Canadian skier Ben Thomsen takes unusual route to racing World Cups

LAKE LOUISE, Alta. - Ben Thomsen nearly fell through the cracks a few times during his ski career.

On the verge of dropping out of the sport — and sometimes encouraged to do so by those around him — Thomsen is on the Canadian team because of his own stubbornness and an assist from a teammate.

"There was a couple of times I thought 'it's absolutely not possible,'" the 25-year-old said Thursday at Lake Louise, Alta. "It was not happening. I could barely pay rent.

"It was very tough, some of the situations I was in. I kept telling myself 'It will happen. You'll break through and it will be that much better. It will make it worth it.' It has."

Thomsen was released from the B.C. provincial team at age 20. He wasn't getting the results in Nor Am races to stay on the team.

"There is criteria and I wasn't meeting that criteria, so I had to go on my own," Thomsen said. "I went into debt too when I was on my own. That kind of sucked."

A lighter racer at five foot seven and 176 pounds, Thomsen struggled on courses that favoured gliders. The belief he could excel on steeper, tougher courses if he ever got to race on them kept him in the sport.

At races, people expressed surprise he was still competing. Two years ago, Thomsen was living in a garage converted into an apartment in the industrial area of his hometown of Invermere, B.C.

To make the national team, he needed to attend fall training camps and pay his own way to World Cup races during the 2010-11 season to earn the necessary points.

Thomsen's job mixing concrete wasn't going to pay those bills. Canadian team skier Manny Osborne-Paradis worked out a deal with his own sponsors to funnel cash to Thomsen.

"We don't have a lot of depth in Canada and if someone has a chance to do well, I just would like to see them given that chance." Osborne-Paradis explained. "I think lots of people thought they'd given him the right opportunities, but every provincial ski team, Alpine Canada, they all have their own structures and their own criteria.

"You've got sponsors and a certain amount of money. They can't take everybody who thinks they've got a chance.

"Once every blue moon, I think you have to step outside the confines of your structure and go find a guy. He needed the money . . . so I helped him out."

Thomsen was 16th in a World Cup downhill in Val Gardena, Italy, that season and posted top-20 results in both downhill and super-G at the 2011 world championships.

Those results made him a funded member of the men's team in 2011-12. Thomsen finished in the top-10 four times, including a breakthrough World Cup silver on the 2014 Olympic course in Sochi, Russia.

"It's really steep, rough and turny on the top, which I'm really good at, and huge air and high speeds on the bottom, which is in my wheelhouse," Thomsen explained.

"That was a huge stepping stone for me. Two years ago, before that, I was mixing concrete and didn't know if I was going to ski race again. For things to change that much, to be ranked in the top 15 in the world, it's been a whirlwind."

Thomsen was 17th on Thursday in the second of three training runs for Saturday's season-opening World Cup downhill. Erik Guay of Mont-Tremblant, Que., was the top Canadian in sixth.

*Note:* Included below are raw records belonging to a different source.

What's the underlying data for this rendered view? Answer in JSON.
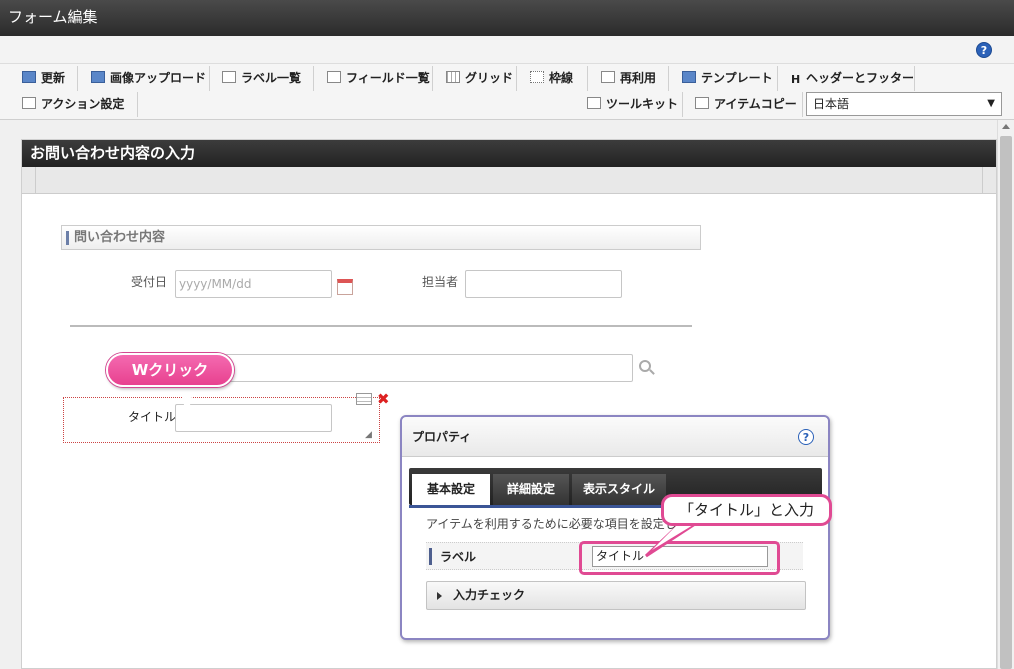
{
  "window": {
    "title": "フォーム編集",
    "help": "?"
  },
  "toolbar": {
    "row1": [
      "更新",
      "画像アップロード",
      "ラベル一覧",
      "フィールド一覧",
      "グリッド",
      "枠線",
      "再利用",
      "テンプレート",
      "ヘッダーとフッター"
    ],
    "row2": [
      "アクション設定",
      "ツールキット",
      "アイテムコピー"
    ],
    "language": "日本語"
  },
  "panel": {
    "title": "お問い合わせ内容の入力"
  },
  "form": {
    "section_title": "問い合わせ内容",
    "received_label": "受付日",
    "received_placeholder": "yyyy/MM/dd",
    "owner_label": "担当者",
    "title_label": "タイトル"
  },
  "annotations": {
    "double_click": "Wクリック",
    "enter_title": "「タイトル」と入力"
  },
  "properties": {
    "title": "プロパティ",
    "help": "?",
    "tabs": [
      "基本設定",
      "詳細設定",
      "表示スタイル"
    ],
    "description": "アイテムを利用するために必要な項目を設定し",
    "label_field": "ラベル",
    "label_value": "タイトル",
    "input_check": "入力チェック"
  }
}
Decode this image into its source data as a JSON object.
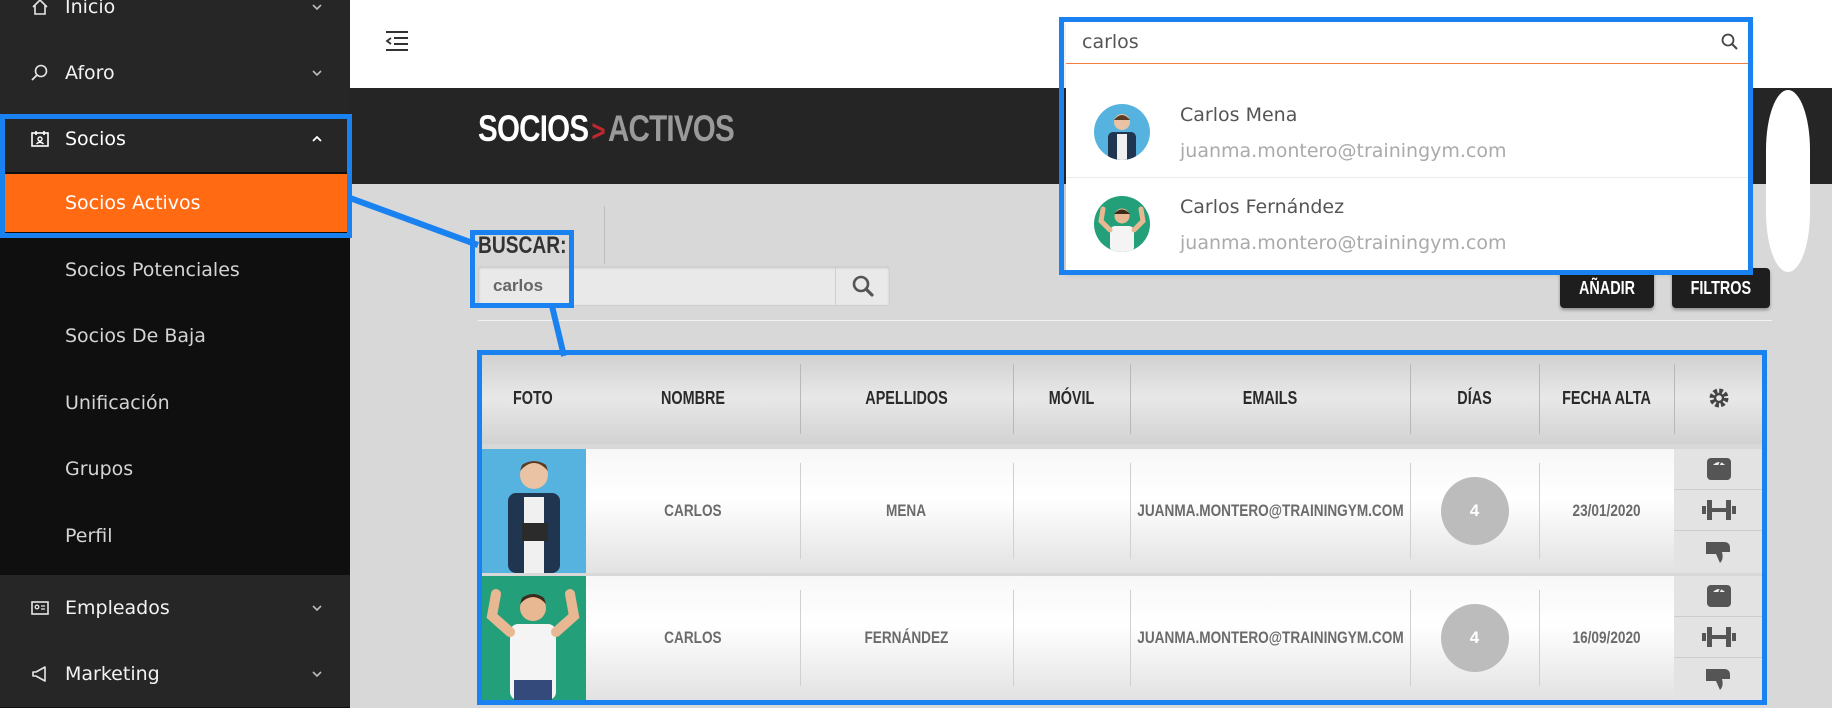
{
  "sidebar": {
    "items": [
      {
        "label": "Inicio",
        "icon": "home-icon"
      },
      {
        "label": "Aforo",
        "icon": "search-icon"
      },
      {
        "label": "Socios",
        "icon": "id-card-icon"
      },
      {
        "label": "Empleados",
        "icon": "id-card-icon"
      },
      {
        "label": "Marketing",
        "icon": "megaphone-icon"
      }
    ],
    "socios_sub": [
      {
        "label": "Socios Activos",
        "active": true
      },
      {
        "label": "Socios Potenciales"
      },
      {
        "label": "Socios De Baja"
      },
      {
        "label": "Unificación"
      },
      {
        "label": "Grupos"
      },
      {
        "label": "Perfil"
      }
    ]
  },
  "header": {
    "title_main": "SOCIOS",
    "title_arrow": ">",
    "title_sub": "ACTIVOS"
  },
  "search": {
    "label": "BUSCAR:",
    "value": "carlos"
  },
  "buttons": {
    "add": "AÑADIR",
    "filters": "FILTROS"
  },
  "table": {
    "columns": [
      "FOTO",
      "NOMBRE",
      "APELLIDOS",
      "MÓVIL",
      "EMAILS",
      "DÍAS",
      "FECHA ALTA"
    ],
    "rows": [
      {
        "nombre": "CARLOS",
        "apellidos": "MENA",
        "movil": "",
        "email": "JUANMA.MONTERO@TRAININGYM.COM",
        "dias": "4",
        "fecha": "23/01/2020"
      },
      {
        "nombre": "CARLOS",
        "apellidos": "FERNÁNDEZ",
        "movil": "",
        "email": "JUANMA.MONTERO@TRAININGYM.COM",
        "dias": "4",
        "fecha": "16/09/2020"
      }
    ]
  },
  "dropdown": {
    "query": "carlos",
    "results": [
      {
        "name": "Carlos Mena",
        "email": "juanma.montero@trainingym.com"
      },
      {
        "name": "Carlos Fernández",
        "email": "juanma.montero@trainingym.com"
      }
    ]
  },
  "colors": {
    "accent": "#ff6a13",
    "highlight": "#1a82f0",
    "sidebar_bg": "#0f0f0f",
    "title_band": "#252525"
  }
}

Norway's Aksel Lund Svindal finished first and Austrians Georg Streitberger and Klaus Kroell were second and third respectively. Swiss skier Daniel Albrecht crashed on the upper section of the course and was taken to hospital in Calgary with a leg and head injury.

When Thomsen looks at the rescue of his career, he can recall another turning point that brought him back from the margins.

When he was a forerunner at the Olympic downhill race in February, 2010, Thomsen begged Paul Kristofic, the Canadian ski team coach at the time, to take him to one of the final World Cups of that season.

Thomsen finished 43rd in his World Cup debut in Norway. Speed coach John McBride then invited him to a spring camp for Canada's developmental racers "even though I was too old for it," Thomsen said.

When he analyzes the near-misses of his ski career, Thomsen says he stayed in the game long enough to catch the breaks.

"I've played this game in my head many times," he said. "At the end of the day, it really doesn't matter for me. If I were to look back at it, I am a late bloomer, I am a small guy. I just needed to get on World Cup, something that was a little bit harder, steeper and on injected snow.

"I wasn't a good glider when I was younger. I was really bad at it and Nor Ams are really soft, flat courses. It was really tough for me to perform there."

He doesn't accept, however, that small men can't glide.

"We've been working on it for the last couple of years and it's getting better," Thomsen said. "There are guys like Aksel who is a huge guy and an unbelievable glider, but he can also ski really well in this (soft) stuff. I need to figure out how I can be competitive with him on any race.

"You can change the way you ski. It's all about feel and touch on the snow. You can also play with your equipment a bit and it just takes time. Once you get it, you've got to keep working at it. It is possible to be fast as a small guy."